A very large impedance contrast, in particular an S wave velocity contrast, is necessary to produce distinct S wave reflectors. Thus, it is expected that fluid is concentrated in the high reflection strengths zone. This expectation is supported by the fact that LFEs occur near the lower edge of the S wave reflector, and reflection strengths are slightly larger around the hypocenters of LFEs, as shown in Fig. 4b. Furthermore, LFEs occurred near the other zone of high reflection strengths at depths around the Moho discontinuity, as shown in Fig. 3e. It is likely that the high reflection strengths zone is a fluid path from the mantle, together with the hypocentral region of the LFEs. Takahashi and Miyamura (2009) reported the occurrences of LFEs in Japanese islands.
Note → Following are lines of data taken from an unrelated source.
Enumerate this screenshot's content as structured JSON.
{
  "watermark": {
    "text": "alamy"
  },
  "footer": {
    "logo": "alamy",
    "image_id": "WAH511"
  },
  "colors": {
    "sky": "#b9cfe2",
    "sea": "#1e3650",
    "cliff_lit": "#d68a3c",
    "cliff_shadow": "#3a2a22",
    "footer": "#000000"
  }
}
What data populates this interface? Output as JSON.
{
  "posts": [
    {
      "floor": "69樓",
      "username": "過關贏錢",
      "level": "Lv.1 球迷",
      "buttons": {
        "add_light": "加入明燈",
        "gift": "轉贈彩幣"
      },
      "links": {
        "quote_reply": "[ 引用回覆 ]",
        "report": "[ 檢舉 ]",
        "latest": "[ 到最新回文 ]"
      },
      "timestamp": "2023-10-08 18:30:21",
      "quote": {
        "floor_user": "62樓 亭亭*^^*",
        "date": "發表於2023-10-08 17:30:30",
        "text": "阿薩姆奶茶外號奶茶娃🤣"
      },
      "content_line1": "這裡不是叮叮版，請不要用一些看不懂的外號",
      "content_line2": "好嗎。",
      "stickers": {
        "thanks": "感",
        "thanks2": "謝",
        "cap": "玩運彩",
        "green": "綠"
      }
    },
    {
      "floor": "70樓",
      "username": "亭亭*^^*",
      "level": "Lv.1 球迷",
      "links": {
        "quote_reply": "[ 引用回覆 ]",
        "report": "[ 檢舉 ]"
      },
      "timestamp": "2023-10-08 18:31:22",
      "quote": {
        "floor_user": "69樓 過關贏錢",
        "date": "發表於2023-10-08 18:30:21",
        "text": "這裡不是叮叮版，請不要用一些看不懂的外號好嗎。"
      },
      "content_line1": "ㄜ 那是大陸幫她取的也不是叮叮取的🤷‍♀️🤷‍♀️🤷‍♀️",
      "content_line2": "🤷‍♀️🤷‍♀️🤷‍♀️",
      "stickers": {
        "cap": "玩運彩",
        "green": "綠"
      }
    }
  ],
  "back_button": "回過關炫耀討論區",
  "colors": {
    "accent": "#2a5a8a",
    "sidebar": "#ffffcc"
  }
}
They suggested that LFEs in the northern Kinki region occur around depth of 30 km, near the Moho discontinuity, and that they are related to fluid dehydrated from the subducting Philippine Sea plate. According to Isozaki et al. (2010), there is no stranded slab related to the paleo-subduction. Thus, dehydrated fluid is thought to relate to the current subduction. However, the strengths of the reflections are not clear around the upper edge of the S wave reflector, because of lack of data. In addition, it is seen that many microearthquakes occur above the reflector; however, the relationship between this activity and the S wave reflector is not well understood by the present study.

Iio et al. (2002) proposed a model of strain concentration in the NKTZ, in which the lower crust is weakened by water upwelling from the subduction plates. If their model holds, it is thought that the lower crust in the northern Kinki district has a higher fluid content than the surrounding region, because the northern Kinki district is a part of the NKTZ. This consideration is in accordance with the results obtained in this study.

Conclusion

By using waveforms from a dense seismic network, we estimated the distribution of the zones of high reflection strengths (S wave reflectors) at depths of 25–30 km in the northern Kinki district. We found a zone of high reflection strengths dipping to the north and that low-frequency earthquakes (LFEs) occurred near the edges of the zone at depths around the Moho discontinuity. It is inferred from these results that fluid is concentrated in this zone of high reflection strengths. It is likely that the zones of high reflection strengths are fluid paths from the mantle, together with the hypocentral region of the LFEs, located near the S wave reflector.